Letters, notebooks, cards and a stack of unopened bills cover an ancient oak table. “These come last,” he says with a gentle smile. “I really don’t like (dealing with) money.”
Indeed. As has been his custom, no sign advertises Rockey’s paintings; no prices are posted. His works cannot be purchased except during a sale that he holds every 10 years or so.
Instead, as he has over the decades, Rockey loans his paintings to restaurants, to churches, to friends and even to casual acquaintances. Of the “thousand or so” paintings that he has created, as many as 300 are out on loan at the moment.
The former North Junior High School art teacher records the loans on ledger books, or on scraps of paper that he sometimes misplaces.
That is how he lost track of his favorite painting, a 36-inch-by-24-inch rendition of a woman sitting in the lush, light-filled gardens of Manitou’s Miramont Castle on a long-vanished summer day.
Rockey loaned the painting “to someone” 15 years ago.
“It was to a man,” he said, “but that’s all I can remember. Maybe if you publish the photo in your paper, someone will recognize it.”
Most professional artists spend as much time marketing their creations as they do making them. The quest for shows, for gallery representation and for affluent collectors is part of the package. Yet Rockey, arguably the region’s most successful artist, hardly markets his paintings at all.
And when he does, he invites everyone who has asked to buy a painting from him, as well as his friends and neighbors from a lifetime spent in the Pikes Peak region.
“The last one (held at the Business of Arts center on Jan. 27, 2001) was quite sad,” he said. “People flew out from California and arrived just before the sale. It had snowed, and there wasn’t enough room inside, so they had to wait in the snow. When they finally got in, there was no more art. I felt terrible.”

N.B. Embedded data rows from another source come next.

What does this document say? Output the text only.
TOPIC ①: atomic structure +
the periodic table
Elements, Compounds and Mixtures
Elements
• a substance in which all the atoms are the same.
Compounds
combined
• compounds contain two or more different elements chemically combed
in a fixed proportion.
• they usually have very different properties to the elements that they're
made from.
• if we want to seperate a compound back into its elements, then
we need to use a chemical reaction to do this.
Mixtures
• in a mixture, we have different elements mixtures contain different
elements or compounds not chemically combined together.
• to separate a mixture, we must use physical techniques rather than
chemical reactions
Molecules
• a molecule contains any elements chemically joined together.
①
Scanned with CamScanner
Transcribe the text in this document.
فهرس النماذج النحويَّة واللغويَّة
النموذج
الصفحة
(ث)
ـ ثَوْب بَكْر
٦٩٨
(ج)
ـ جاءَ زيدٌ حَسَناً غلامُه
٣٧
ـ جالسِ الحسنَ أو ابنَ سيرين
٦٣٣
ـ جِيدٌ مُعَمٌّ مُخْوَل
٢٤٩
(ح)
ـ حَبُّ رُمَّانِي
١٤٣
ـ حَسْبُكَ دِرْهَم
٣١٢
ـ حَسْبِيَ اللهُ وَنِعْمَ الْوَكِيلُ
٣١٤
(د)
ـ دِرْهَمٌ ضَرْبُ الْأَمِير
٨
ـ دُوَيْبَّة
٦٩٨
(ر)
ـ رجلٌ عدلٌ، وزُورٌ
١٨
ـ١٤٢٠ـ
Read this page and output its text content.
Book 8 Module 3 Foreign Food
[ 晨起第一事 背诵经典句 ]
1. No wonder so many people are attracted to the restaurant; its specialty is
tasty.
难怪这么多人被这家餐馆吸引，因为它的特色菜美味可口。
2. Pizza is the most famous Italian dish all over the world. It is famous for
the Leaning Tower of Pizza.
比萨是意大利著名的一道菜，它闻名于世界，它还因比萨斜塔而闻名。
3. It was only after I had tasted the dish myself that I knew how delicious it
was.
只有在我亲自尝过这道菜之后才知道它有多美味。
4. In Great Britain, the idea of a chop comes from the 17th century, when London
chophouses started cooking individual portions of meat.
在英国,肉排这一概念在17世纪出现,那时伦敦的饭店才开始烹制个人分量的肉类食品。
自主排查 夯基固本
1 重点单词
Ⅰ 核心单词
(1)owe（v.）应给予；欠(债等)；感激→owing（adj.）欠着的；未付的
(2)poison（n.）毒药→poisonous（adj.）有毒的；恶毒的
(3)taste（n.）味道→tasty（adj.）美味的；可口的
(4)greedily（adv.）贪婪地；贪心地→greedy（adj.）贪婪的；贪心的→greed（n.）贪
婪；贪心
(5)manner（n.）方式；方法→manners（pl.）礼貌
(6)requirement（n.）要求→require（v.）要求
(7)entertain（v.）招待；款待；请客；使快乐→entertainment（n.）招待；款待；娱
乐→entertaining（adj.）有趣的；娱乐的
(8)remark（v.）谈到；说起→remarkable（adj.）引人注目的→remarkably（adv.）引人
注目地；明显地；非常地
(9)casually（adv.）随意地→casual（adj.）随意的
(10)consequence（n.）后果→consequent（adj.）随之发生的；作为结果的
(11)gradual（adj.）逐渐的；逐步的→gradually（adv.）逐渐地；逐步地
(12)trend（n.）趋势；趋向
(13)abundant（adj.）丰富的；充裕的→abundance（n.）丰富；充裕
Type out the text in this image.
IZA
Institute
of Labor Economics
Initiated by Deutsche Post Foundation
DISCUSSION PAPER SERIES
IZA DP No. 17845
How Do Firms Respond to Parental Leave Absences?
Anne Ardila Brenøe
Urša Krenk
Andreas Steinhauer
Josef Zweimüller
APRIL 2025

To a point, of course, because, after all, art is about making money, too.
Yet perhaps not to Rockey.
“Money has nothing to do with art,” he says. “I didn’t want my art mixed up with money. I want my art where people can see it, not hidden away.”
That’s why 47 of his paintings are on loan to Adam’s Mountain Café, another 21 to the Cliff House, a dozen to the Congregational Church, and as many to the Olive Branch restaurant in downtown Colorado Springs.
He doesn’t charge for the paintings, or ask for a security deposit, or even ask the recipients to insure them.
Some of the recipients of Rockey’s casual generosity have taken advantage of the artist’s goodwill.
“The other day someone called me and said that he’d inherited a painting from his mother, and wanted me to buy it back,” Rockey said. “When he told me more, I knew it was a loan — but he just hung up. He never told me his name.”
Because his Canon Avenue address gets so many visitors, Rockey no longer uses the building to paint.
“You see how it is,” he says. “People walk in, and when they walk out, other people walk in, so I have another little place around the corner.”
In his working studio, reached by crossing a rickety bridge over Fountain Creek, Rockey shows a visitor his current project.
It’s a profusely illustrated book of love stories, which will be published next March in an edition of 1,000 copies. The release party is scheduled to be held at the Cliff House.
It may also coincide with Rockey’s next decennial sale.
The book’s swirling, complex images, influenced by artists Alphonse Mucha, William Morris and 1960s psychedelia, are very unlike Rockey’s gentle Manitou landscapes.
“If you paint the same thing over and over,” Rockey said, “you’re not an artist, but a manufacturer.”
“I’ve been working on it for 10 years,” he said. “It’s not corny love stuff. We’re talking about the real thing.”
Unlike his paintings, the books will be available for sale, not as loaners.